We’ve all heard the phrase “mommy tummy.” As it turns out, there’s a reason for the midsection sag after giving birth. It’s called diet diastasis recti. According to NPR Health News, it’s a condition that results when the abdominal muscles spread apart to accommodate the growing baby in your belly. Often, these muscles go back into place naturally, but when they don’t, it adds jiggle to your step that can make you feel uncomfortable and self-conscious. There are a number of exercises that can help you realign your abdominal muscles, including modified yoga planks. It’s important to note, however, that extreme twisting poses, such as crossover crunches, can actually exacerbate the condition and make it more difficult to regain proper muscle positioning.
Hit the floor
We’re talking about your pelvic floor. When you’re pregnant, your enlarged midsection puts pressure on your pelvic, or Kegel, muscles. This is the reason you found it harder to hold your bladder during and after gestation. The National Association for Continence explains that these muscles are related to your ability to stop the flow of urine.
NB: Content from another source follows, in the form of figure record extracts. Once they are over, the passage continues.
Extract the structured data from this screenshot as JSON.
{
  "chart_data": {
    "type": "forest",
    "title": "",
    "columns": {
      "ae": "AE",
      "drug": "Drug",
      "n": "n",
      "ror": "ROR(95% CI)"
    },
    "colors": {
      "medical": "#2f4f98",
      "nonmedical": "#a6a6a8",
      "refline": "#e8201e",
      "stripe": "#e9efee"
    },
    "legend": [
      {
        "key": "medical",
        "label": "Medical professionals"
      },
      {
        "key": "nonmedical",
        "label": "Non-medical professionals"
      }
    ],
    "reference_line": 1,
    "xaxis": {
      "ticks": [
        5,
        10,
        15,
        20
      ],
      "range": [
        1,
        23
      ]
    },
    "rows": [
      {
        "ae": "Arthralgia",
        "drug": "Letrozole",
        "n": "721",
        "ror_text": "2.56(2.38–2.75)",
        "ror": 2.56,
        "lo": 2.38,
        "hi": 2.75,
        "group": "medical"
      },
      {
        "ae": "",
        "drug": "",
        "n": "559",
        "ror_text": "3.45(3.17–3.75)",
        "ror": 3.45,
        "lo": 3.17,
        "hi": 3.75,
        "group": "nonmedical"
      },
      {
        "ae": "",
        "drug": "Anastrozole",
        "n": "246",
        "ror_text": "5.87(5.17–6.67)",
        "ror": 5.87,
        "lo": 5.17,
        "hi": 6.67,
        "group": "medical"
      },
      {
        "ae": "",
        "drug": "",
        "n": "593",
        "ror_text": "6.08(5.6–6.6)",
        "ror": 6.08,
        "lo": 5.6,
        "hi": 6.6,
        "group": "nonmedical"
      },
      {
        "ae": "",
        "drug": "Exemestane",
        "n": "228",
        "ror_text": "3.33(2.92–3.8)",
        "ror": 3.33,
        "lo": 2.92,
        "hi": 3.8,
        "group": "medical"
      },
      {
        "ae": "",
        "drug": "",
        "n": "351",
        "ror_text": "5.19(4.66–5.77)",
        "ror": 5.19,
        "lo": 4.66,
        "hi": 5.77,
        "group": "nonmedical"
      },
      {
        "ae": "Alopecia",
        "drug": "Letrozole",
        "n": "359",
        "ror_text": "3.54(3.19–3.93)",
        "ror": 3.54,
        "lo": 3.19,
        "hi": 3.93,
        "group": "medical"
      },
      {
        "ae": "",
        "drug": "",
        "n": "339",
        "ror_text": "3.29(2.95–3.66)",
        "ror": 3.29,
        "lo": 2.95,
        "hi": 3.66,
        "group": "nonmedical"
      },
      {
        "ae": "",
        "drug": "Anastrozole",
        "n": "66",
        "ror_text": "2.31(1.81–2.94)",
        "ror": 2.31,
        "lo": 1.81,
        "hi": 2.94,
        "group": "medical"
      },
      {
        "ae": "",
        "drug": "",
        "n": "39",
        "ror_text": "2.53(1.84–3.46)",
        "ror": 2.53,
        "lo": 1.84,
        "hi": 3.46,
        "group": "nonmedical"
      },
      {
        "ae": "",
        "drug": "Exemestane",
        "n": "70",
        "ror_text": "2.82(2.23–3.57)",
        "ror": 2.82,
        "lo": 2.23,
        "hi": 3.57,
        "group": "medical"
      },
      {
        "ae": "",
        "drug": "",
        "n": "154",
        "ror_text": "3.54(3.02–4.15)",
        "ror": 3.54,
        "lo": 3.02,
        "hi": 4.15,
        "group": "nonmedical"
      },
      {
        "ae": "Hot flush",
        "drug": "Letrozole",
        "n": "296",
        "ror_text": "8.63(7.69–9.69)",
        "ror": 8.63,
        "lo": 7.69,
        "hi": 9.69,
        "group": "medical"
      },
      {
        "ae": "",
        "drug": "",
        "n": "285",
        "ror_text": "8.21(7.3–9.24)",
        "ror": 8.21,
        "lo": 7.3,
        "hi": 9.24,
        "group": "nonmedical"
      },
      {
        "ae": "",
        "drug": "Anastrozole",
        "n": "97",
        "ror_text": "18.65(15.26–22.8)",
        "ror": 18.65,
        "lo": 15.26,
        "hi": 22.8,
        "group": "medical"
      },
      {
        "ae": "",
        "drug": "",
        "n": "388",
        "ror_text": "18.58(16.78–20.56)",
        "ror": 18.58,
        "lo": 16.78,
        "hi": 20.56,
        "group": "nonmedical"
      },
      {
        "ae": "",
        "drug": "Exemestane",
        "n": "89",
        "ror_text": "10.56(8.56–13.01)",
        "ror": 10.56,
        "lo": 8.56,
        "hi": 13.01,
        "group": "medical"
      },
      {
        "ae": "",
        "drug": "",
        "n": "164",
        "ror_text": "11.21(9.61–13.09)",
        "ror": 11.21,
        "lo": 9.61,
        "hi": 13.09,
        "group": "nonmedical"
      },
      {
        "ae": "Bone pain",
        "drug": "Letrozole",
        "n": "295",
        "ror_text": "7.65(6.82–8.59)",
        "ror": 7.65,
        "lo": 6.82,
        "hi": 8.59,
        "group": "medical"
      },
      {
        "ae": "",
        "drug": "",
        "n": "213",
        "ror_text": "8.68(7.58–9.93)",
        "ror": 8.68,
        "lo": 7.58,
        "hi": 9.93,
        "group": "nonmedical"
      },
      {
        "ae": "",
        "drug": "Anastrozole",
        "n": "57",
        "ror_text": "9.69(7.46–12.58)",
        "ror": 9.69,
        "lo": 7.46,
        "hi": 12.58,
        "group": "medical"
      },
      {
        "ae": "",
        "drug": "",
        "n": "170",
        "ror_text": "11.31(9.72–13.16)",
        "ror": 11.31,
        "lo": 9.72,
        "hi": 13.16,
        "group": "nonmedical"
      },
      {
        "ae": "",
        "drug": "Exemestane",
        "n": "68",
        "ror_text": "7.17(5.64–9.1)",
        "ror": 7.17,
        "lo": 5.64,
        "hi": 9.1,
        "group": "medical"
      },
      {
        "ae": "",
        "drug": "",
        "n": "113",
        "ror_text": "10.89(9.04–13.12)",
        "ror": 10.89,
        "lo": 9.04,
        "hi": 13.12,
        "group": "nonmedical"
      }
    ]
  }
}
Kegel exercises, fortunately, are very simple and extremely effective at re-strengthening the area. To identify which muscles to focus on, simply go to the bathroom and stop yourself from peeing midstream. Congratulations, you’ve just flexed you Kegel muscles. With an empty bladder, tighten the same muscles for a few seconds and relax for approximately the same amount of time. Eventually, you can work yourself up to 10 to 12 seconds at a time three times a day for 10 repetitions.
In addition to exercising, it’s important for you and your baby that you take extra steps to care for your physical and mental health. Start by making your home a stress-free zone. Decluttering is the first step toward reducing stress and creating a peaceful abode. Take some time for yourself each day, even if it’s just 15 minutes in the shower while your partner or another responsible adult cares for the baby. It may be hard to separate yourself from your infant, but you need a mental break in order to just be you. Last but not least, eat well. Don’t neglect your own diet while you focus on your child. This is especially important if you’re breastfeeding. Fitness offers great information here on what foods to include in your diet to keep your nutrition up while working toward losing the baby weight.
The old cliché that having a baby changes everything is true. However, these changes need not usher in an era of self-neglect. Ease into your exercise routine, get as much sleep as possible, and pay attention to yourself. You’ll find that the stresses of parenthood aren’t quite the burden you might have expected.